Objek pemilihan pada pita frekuensi radio 1,4 GHz yang terdiri dari 3 wilayah masing-masing mencakup rentang frekuensi radio 1432 MHz, 1 blok (80 MHz), mode frekuensi radio time division duplexing, serta masa berlaku IPFR selama 10 tahun.
Selanjutnya, kriteria peserta seleksi adalah penyelenggara layanan telekomunikasi yang memenuhi beberapa ketentuan.
Pertama, memiliki izin usaha penyelenggaraan jaringan tetap lokal berbasis packet-switched melalui media serat optik atau penyelenggaraan jaringan tetap lokal berbasis circuit-switched melalui media serat optik teresterial dengan KBLI 61100.
Kedua, izin usaha atau nomor induk usaha (NIB) penyelenggaraan jaringan tetap tertutup melalui media serat optik terestrial dengan KBLI 61100 dan jenis proyek utama (bukan pendukung).
Ketiga, Surat Izin Usaha (NIB) penyelenggaraan jaringan tetap lokal berbasis packet-switched melalui media nonkabel (BWA) dengan KBLI 61200 dan jenis proyek utama (bukan pendukung).

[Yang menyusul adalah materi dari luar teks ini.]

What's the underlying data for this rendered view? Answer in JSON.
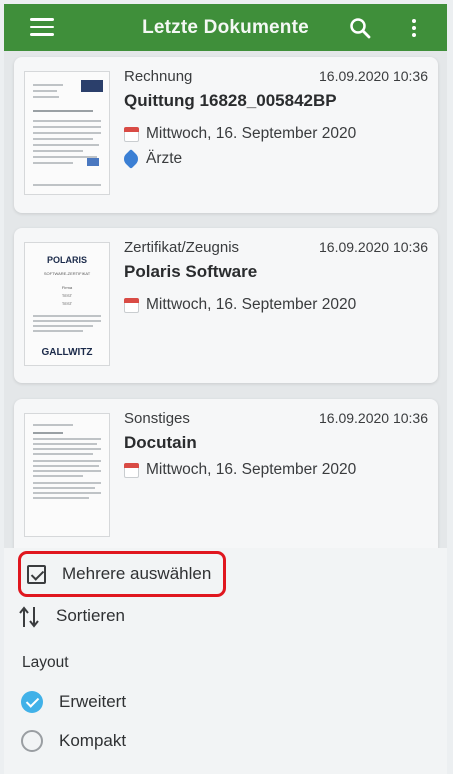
{
  "appbar": {
    "title": "Letzte Dokumente",
    "icons": [
      "hamburger-menu-icon",
      "search-icon",
      "more-vertical-icon"
    ],
    "color": "#3f8f3a"
  },
  "documents": [
    {
      "category": "Rechnung",
      "date": "16.09.2020 10:36",
      "title": "Quittung 16828_005842BP",
      "day": "Mittwoch, 16. September 2020",
      "tag": "Ärzte"
    },
    {
      "category": "Zertifikat/Zeugnis",
      "date": "16.09.2020 10:36",
      "title": "Polaris  Software",
      "day": "Mittwoch, 16. September 2020",
      "thumb_lines": [
        "POLARIS",
        "SOFTWARE-ZERTIFIKAT",
        "Firma",
        "TEST",
        "TEST",
        "GALLWITZ"
      ]
    },
    {
      "category": "Sonstiges",
      "date": "16.09.2020 10:36",
      "title": "Docutain",
      "day": "Mittwoch, 16. September 2020"
    }
  ],
  "sheet": {
    "multi_select": "Mehrere auswählen",
    "sort": "Sortieren",
    "layout_heading": "Layout",
    "layout_options": [
      {
        "label": "Erweitert",
        "selected": true
      },
      {
        "label": "Kompakt",
        "selected": false
      }
    ],
    "highlight_color": "#e0161e",
    "radio_color": "#41b1e8"
  }
}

Selanjutnya, izin usaha penyelenggaraan Internet Service Provider (ISP) dengan KBLI 61921 tidak berada dalam pengawasan pengadilan terkait kepailitan; tidak dinyatakan pailit atau aktivitas usahanya tidak sedang dihentikan sesuai putusan pengadilan yang telah memperoleh kekuatan hukum tetap (inkracht van gewijsde).
Kemudian, tidak terkait dengan peserta seleksi lainnya; serta mengajukan dokumen permohonan partisipasi Seleksi yang terdiri dari formulir permohonan partisipasi seleksi, jaminan partisipasi Seleksi (bid bond), dan proposal teknis.

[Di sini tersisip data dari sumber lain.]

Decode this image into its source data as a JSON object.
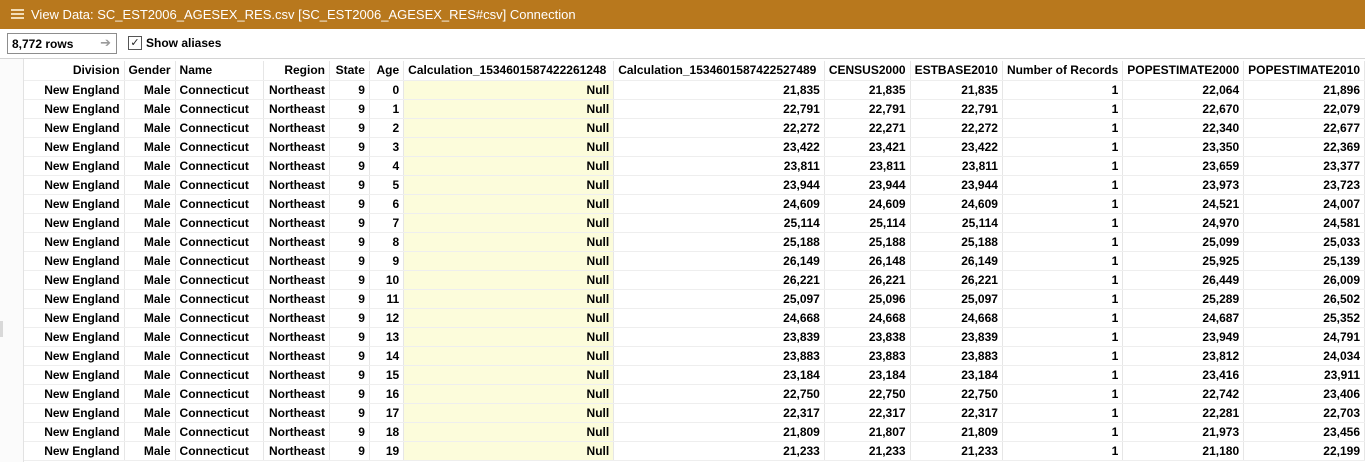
{
  "window": {
    "title": "View Data:  SC_EST2006_AGESEX_RES.csv [SC_EST2006_AGESEX_RES#csv] Connection",
    "icon": "table-view-icon"
  },
  "toolbar": {
    "row_count": "8,772 rows",
    "row_count_arrow": "➔",
    "show_aliases_label": "Show aliases",
    "show_aliases_checked": true,
    "checkmark": "✓"
  },
  "colors": {
    "titlebar": "#b8781d",
    "highlight_column": "#fcfcdb"
  },
  "table": {
    "columns": [
      "Division",
      "Gender",
      "Name",
      "Region",
      "State",
      "Age",
      "Calculation_1534601587422261248",
      "Calculation_1534601587422527489",
      "CENSUS2000",
      "ESTBASE2010",
      "Number of Records",
      "POPESTIMATE2000",
      "POPESTIMATE2010"
    ],
    "rows": [
      [
        "New England",
        "Male",
        "Connecticut",
        "Northeast",
        "9",
        "0",
        "Null",
        "21,835",
        "21,835",
        "21,835",
        "1",
        "22,064",
        "21,896"
      ],
      [
        "New England",
        "Male",
        "Connecticut",
        "Northeast",
        "9",
        "1",
        "Null",
        "22,791",
        "22,791",
        "22,791",
        "1",
        "22,670",
        "22,079"
      ],
      [
        "New England",
        "Male",
        "Connecticut",
        "Northeast",
        "9",
        "2",
        "Null",
        "22,272",
        "22,271",
        "22,272",
        "1",
        "22,340",
        "22,677"
      ],
      [
        "New England",
        "Male",
        "Connecticut",
        "Northeast",
        "9",
        "3",
        "Null",
        "23,422",
        "23,421",
        "23,422",
        "1",
        "23,350",
        "22,369"
      ],
      [
        "New England",
        "Male",
        "Connecticut",
        "Northeast",
        "9",
        "4",
        "Null",
        "23,811",
        "23,811",
        "23,811",
        "1",
        "23,659",
        "23,377"
      ],
      [
        "New England",
        "Male",
        "Connecticut",
        "Northeast",
        "9",
        "5",
        "Null",
        "23,944",
        "23,944",
        "23,944",
        "1",
        "23,973",
        "23,723"
      ],
      [
        "New England",
        "Male",
        "Connecticut",
        "Northeast",
        "9",
        "6",
        "Null",
        "24,609",
        "24,609",
        "24,609",
        "1",
        "24,521",
        "24,007"
      ],
      [
        "New England",
        "Male",
        "Connecticut",
        "Northeast",
        "9",
        "7",
        "Null",
        "25,114",
        "25,114",
        "25,114",
        "1",
        "24,970",
        "24,581"
      ],
      [
        "New England",
        "Male",
        "Connecticut",
        "Northeast",
        "9",
        "8",
        "Null",
        "25,188",
        "25,188",
        "25,188",
        "1",
        "25,099",
        "25,033"
      ],
      [
        "New England",
        "Male",
        "Connecticut",
        "Northeast",
        "9",
        "9",
        "Null",
        "26,149",
        "26,148",
        "26,149",
        "1",
        "25,925",
        "25,139"
      ],
      [
        "New England",
        "Male",
        "Connecticut",
        "Northeast",
        "9",
        "10",
        "Null",
        "26,221",
        "26,221",
        "26,221",
        "1",
        "26,449",
        "26,009"
      ],
      [
        "New England",
        "Male",
        "Connecticut",
        "Northeast",
        "9",
        "11",
        "Null",
        "25,097",
        "25,096",
        "25,097",
        "1",
        "25,289",
        "26,502"
      ],
      [
        "New England",
        "Male",
        "Connecticut",
        "Northeast",
        "9",
        "12",
        "Null",
        "24,668",
        "24,668",
        "24,668",
        "1",
        "24,687",
        "25,352"
      ],
      [
        "New England",
        "Male",
        "Connecticut",
        "Northeast",
        "9",
        "13",
        "Null",
        "23,839",
        "23,838",
        "23,839",
        "1",
        "23,949",
        "24,791"
      ],
      [
        "New England",
        "Male",
        "Connecticut",
        "Northeast",
        "9",
        "14",
        "Null",
        "23,883",
        "23,883",
        "23,883",
        "1",
        "23,812",
        "24,034"
      ],
      [
        "New England",
        "Male",
        "Connecticut",
        "Northeast",
        "9",
        "15",
        "Null",
        "23,184",
        "23,184",
        "23,184",
        "1",
        "23,416",
        "23,911"
      ],
      [
        "New England",
        "Male",
        "Connecticut",
        "Northeast",
        "9",
        "16",
        "Null",
        "22,750",
        "22,750",
        "22,750",
        "1",
        "22,742",
        "23,406"
      ],
      [
        "New England",
        "Male",
        "Connecticut",
        "Northeast",
        "9",
        "17",
        "Null",
        "22,317",
        "22,317",
        "22,317",
        "1",
        "22,281",
        "22,703"
      ],
      [
        "New England",
        "Male",
        "Connecticut",
        "Northeast",
        "9",
        "18",
        "Null",
        "21,809",
        "21,807",
        "21,809",
        "1",
        "21,973",
        "23,456"
      ],
      [
        "New England",
        "Male",
        "Connecticut",
        "Northeast",
        "9",
        "19",
        "Null",
        "21,233",
        "21,233",
        "21,233",
        "1",
        "21,180",
        "22,199"
      ]
    ]
  }
}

Selanjutnya, proposal teknis mencakup target jumlah rumah tangga yang mendapatkan akses internet nirkabel pitalebar dengan kecepatan akses minimal hingga (up to) 100 Mbps menggunakan pita frekuensi radio 1,4 GHz dalam jangka waktu 5 (lima) tahun, di mana jumlah rumah tangga yang terlayani harus memenuhi target minimal pada Regional I, Regional II, dan Regional III yang ditentukan dalam Dokumen Seleksi.
Dari segi peraturan, proses seleksi dilakukan secara elektronik menggunakan sistem e-Auction; penyelenggara telekomunikasi dapat mengunduh dokumen seleksi setelah memiliki akun pada sistem e-Auction; serta seleksi dilaksanakan dengan metode penawaran harga (lelang harga).

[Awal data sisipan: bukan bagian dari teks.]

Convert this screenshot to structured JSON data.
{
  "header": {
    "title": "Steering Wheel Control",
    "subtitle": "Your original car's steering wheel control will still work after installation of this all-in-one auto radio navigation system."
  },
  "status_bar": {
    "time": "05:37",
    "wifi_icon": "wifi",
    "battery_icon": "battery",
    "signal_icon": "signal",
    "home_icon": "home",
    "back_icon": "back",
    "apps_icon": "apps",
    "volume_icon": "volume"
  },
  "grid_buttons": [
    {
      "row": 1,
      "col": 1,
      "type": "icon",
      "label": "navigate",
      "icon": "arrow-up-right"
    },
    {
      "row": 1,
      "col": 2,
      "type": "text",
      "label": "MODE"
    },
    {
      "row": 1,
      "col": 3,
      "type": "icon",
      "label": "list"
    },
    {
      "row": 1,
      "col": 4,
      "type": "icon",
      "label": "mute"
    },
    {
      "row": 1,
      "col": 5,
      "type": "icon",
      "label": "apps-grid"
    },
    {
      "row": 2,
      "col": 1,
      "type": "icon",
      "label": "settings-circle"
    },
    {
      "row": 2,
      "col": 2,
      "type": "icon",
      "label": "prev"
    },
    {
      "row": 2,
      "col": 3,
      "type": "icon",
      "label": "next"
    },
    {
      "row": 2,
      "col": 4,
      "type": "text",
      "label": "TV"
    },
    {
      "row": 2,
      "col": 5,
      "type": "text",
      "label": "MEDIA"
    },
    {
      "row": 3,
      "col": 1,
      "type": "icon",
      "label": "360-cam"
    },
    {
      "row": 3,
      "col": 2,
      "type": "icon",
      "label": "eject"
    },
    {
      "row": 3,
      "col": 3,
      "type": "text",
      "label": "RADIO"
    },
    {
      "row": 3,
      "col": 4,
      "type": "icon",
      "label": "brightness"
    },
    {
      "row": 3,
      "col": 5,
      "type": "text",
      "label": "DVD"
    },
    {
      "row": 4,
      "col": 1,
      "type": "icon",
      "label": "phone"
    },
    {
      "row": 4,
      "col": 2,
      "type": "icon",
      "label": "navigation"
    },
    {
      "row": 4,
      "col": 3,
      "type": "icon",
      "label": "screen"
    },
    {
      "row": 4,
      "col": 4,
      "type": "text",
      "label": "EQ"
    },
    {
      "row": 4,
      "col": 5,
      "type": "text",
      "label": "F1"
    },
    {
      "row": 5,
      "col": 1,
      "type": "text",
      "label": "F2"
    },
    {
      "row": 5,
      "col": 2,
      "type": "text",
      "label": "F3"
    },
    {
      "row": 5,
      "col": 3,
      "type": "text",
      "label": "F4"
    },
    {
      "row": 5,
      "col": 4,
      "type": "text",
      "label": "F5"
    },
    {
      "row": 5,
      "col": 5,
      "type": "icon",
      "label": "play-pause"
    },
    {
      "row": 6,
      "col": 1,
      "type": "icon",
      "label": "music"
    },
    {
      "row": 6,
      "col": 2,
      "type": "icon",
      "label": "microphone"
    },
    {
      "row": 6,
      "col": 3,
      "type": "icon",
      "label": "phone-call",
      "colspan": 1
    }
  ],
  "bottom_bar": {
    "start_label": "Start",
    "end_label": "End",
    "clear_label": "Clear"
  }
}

Selain itu, peserta seleksi harus mengikuti proses seleksi di seluruh wilayah dan berkesempatan memenangkan objek seleksi yang tersedia di Regional I, Regional II, dan Regional III.
Aturan tambahan mengenai Seleksi merujuk pada Dokumen Seleksi Pengguna Pita Frekuensi Radio 1,4 GHz untuk Layanan Akses Nirkabel Pitalebar (Broadband Wireless Access) Tahun 2025.
Dokumen pemilihan ini disusun untuk menjelaskan antara lain waktu pelaksanaan, persyaratan, prosedur, formulir, serta hal-hal lain yang berkaitan dengan pemilihan agar dapat diikuti oleh peserta pemilihan.